Increasing the stream of recycled plastic necessitates an approach beyond the traditional recycling via melting and re-extrusion. Various chemical recycling processes have great potential to enhance recycling rates. In this Review, a summary of the various chemical recycling routes and assessment via life-cycle analysis is complemented by an extensive list of processes developed by companies active in chemical recycling. We show that each of the currently available processes is applicable for specific plastic waste streams. Thus, only a combination of different technologies can address the plastic waste problem. Research should focus on more realistic, more contaminated and mixed waste streams, while collection and sorting infrastructure will need to be improved, that is, by stricter regulation. This Review aims to inspire both science and innovation for the production of higher value and quality products from plastic recycling suitable for reuse or valorization to create the necessary economic and environmental push for a circular economy.

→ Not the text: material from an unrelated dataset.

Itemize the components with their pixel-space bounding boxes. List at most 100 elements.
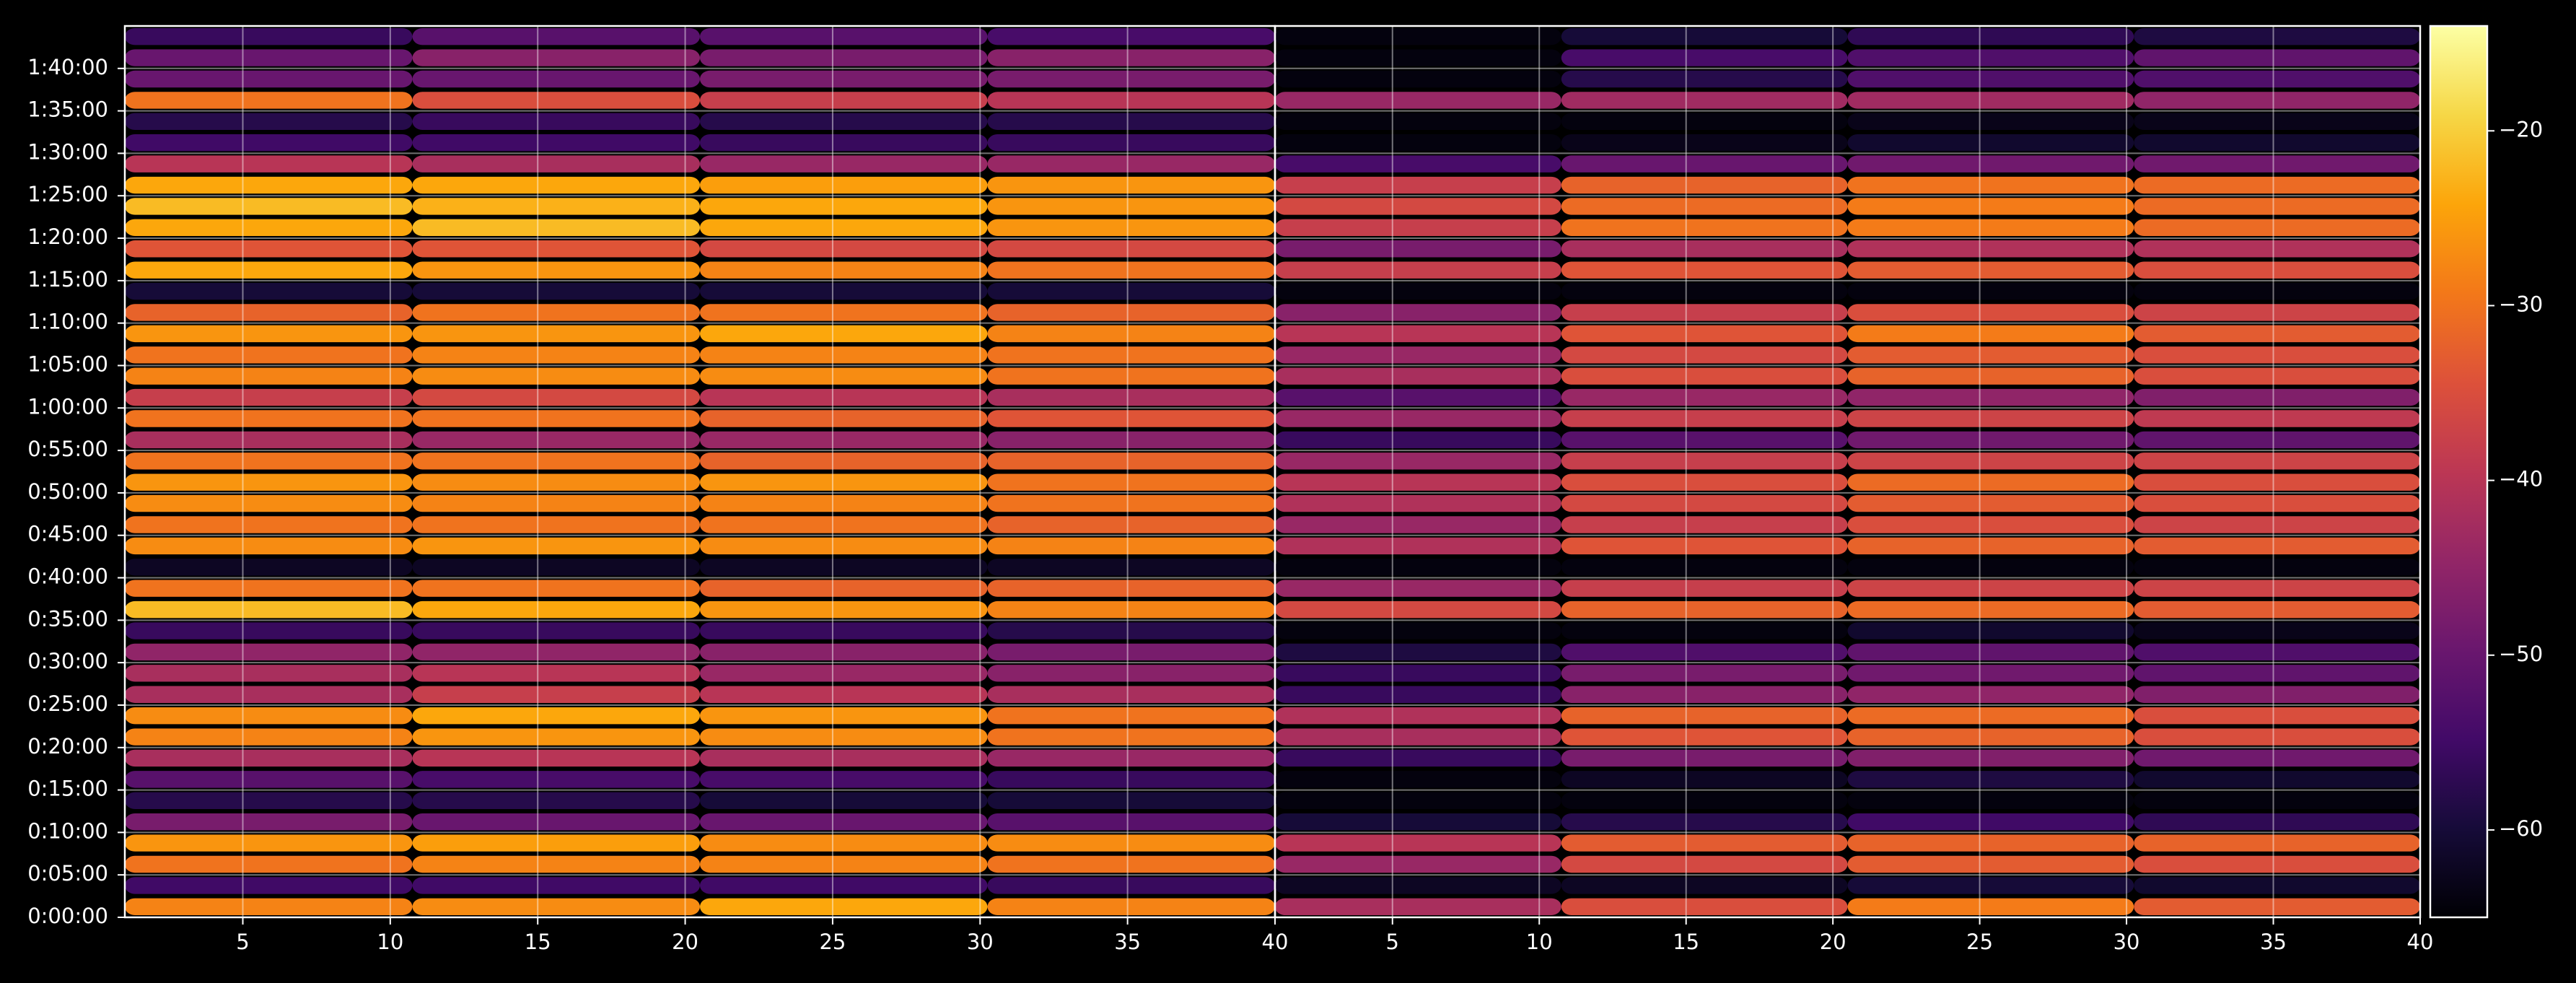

Keywords: catalysis; chemical recycling; circularity; plastic waste; solvolysis.

Figure 1

Illustration of an envisioned plastics value‐chain that could enhance the transition to circularity. Currently most plastic is incinerated or landfilled (bottom left), because collection and sorting produce very contaminated and mixed plastic‐waste streams. Better techniques for collection and sorting lead to streams of plastic waste that can be recycled by the various chemical recycling methods. These routes are still going to be complemented by traditional mechanical recycling for the purest steams of a single polymer. The shares that each of the techniques corresponded to in 2016 bottom left of the waste processing method and prediction for 2030 are shown at the bottom right of the waste processing method. These values are based on the McKinsey report.2 The plastic objects are sold to the consumer and after its life cycle collected again for sorting to undergo another recycle.

Figure 2

Top: CO₂‐equivalent emissions of different EoL treatment technologies applied for several plastic‐waste streams, in relative emissions indexed to incineration (100 wt %). Bottom: CO₂‐equivalent emissions of different EoL treatment technologies in absolute emissions in ton CO₂/ton waste by life ‐cycle stage.

Figure 3

Microwave heating (b), plasma reactors (c) and supercritical fluids (d) can address some of the problems encountered in conventional solvolysis and pyrolysis (a).

Figure 4

Products obtained through the different solvolysis pathways of PET, PU, and PA and how these products can be used to recycle back to the polymer or to obtain valuable products.

Figure 5

The plastic is dissolved and undissolved fragments, such as pigments, are removed by filtration. The top route describes the dissolution/precipitation technique using a single solvent, which is removed by evaporation, crystallizing the polymer for recovery. For the bottom route an anti‐solvent is used to precipitate the polymer, which can be recovered by filtration. Both routes require a solvent removal step, which can be time and energy consuming unless a supercritical anti‐solvent is employed.

Figure 6

With an increase in the number of functional groups and heteroatoms in the backbone of the polymer (top), the distribution of products and the pyrolytic mechanisms become less complicated. Process parameters provide a higher degree of control over the product distribution for polyolefins, in this example HDPE, although the ultimate monomer yield is lower than for PS and PMMA. A common theme of all pyrolysis is that an excessively high temperature leads to coke formation given that the residence time is long enough. Although, most reaction steps occur at lower temperatures, similar trends are observed for catalytic processes. BTX denotes benzene, toluene, and xylene.